Hooke went further. He designed the Monument with a hollow shaft and a secret scientific purpose — using it as a giant zenith telescope to observe stars through the central tube. London was, for a short time, conducting astronomy from inside its own monument to disaster.
What the Fire Gave the City
Something unexpected happened in the months after the Great Fire. The plague, which had killed around 100,000 Londoners in 1665, disappeared almost entirely.
The cramped, unsanitary wooden city — the one that had allowed disease to spread so easily — was gone. With it went the rats, the refuse-filled lanes, and the overcrowded conditions that had made London one of the most disease-ridden cities in Europe. The fire was a catastrophe. It was also, in a brutal way, a reset.
Wren was commissioned to rebuild the churches. He designed 52 new ones, each one different, scattered across the City. He also designed a new St Paul’s Cathedral — the great dome that still defines the London skyline from the south bank of the Thames.
The old medieval street pattern survived because London’s landowners simply rebuilt on their existing plots. But the new city was built from brick and stone instead of timber. The London that rose from the ashes was harder, more permanent, and less likely to burn again.
Climbing the Monument Today
The Monument is still standing on Fish Street Hill, just as Wren and Hooke left it. You can still climb to the top.
There are 311 steps in the spiral staircase inside the hollow column. The climb is narrow and steady, not difficult, but not for anyone with a fear of enclosed spaces. At the top, a caged viewing platform looks out over the modern city in all directions.

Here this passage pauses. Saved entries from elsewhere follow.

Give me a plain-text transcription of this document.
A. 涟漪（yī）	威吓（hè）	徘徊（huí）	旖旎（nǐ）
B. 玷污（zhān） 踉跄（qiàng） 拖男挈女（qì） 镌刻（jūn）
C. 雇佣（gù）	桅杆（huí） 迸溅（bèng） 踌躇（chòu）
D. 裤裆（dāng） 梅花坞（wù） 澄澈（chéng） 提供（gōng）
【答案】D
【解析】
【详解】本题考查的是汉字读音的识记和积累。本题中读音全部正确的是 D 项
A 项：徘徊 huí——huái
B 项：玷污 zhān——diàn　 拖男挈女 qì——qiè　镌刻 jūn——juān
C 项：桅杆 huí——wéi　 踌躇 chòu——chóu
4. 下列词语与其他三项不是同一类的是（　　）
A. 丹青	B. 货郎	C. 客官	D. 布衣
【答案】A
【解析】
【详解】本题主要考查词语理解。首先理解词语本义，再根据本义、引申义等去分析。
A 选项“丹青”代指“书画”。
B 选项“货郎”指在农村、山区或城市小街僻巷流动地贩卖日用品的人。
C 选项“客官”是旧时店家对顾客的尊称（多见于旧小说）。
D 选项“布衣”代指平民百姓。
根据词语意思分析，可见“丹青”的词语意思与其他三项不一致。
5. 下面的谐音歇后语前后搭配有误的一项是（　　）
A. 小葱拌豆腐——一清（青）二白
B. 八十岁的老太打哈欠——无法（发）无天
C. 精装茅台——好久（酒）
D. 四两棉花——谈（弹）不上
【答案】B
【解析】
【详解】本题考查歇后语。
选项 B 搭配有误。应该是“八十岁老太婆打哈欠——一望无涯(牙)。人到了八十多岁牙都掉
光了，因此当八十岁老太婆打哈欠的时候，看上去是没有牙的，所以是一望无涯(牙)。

To the west is the dome of St Paul’s, the cathedral that the fire destroyed and Wren rebuilt. To the south is the Thames, the same river that the fire raced along in 1666. To the east, somewhere in the tangle of streets below, is Pudding Lane.
The ticket price is modest — around £5 for adults. Since the 19th century, climbers have received a certificate to mark the achievement. It is a small thing, but it connects you to a tradition that stretches back through hundreds of thousands of visitors.
If you are planning to explore this part of the city, you will find that the Monument sits in one of London’s most historically layered areas. A short walk away is Leadenhall Market, a Victorian covered market that has been hiding a remarkable secret pub inside its architecture for over 300 years. Before you visit, our complete guide to getting around London will help you make the most of your time in the Square Mile.
Pudding Lane, Then and Now
Pudding Lane still exists. It is a narrow street, easy to miss, running north from Monument Street toward Eastcheap. There is a plaque on the wall marking the approximate location of Farriner’s bakery.
The street is named not for the dessert but for the offal — the puddings, meaning animal entrails — that were carried down it from the nearby butchers’ market to boats waiting on the Thames. It was an ordinary lane in an ordinary part of the city.
And then one September night, a fire started there that burned for four days and changed London forever.
Stand at the base of the Monument, look at the plaque on its base, and read the Latin inscription that tells the story of what happened here. Then look up at the column rising above you — 202 feet of stone, pointing at 202 feet of history — and understand that the city you are standing in was built on top of the one that burned.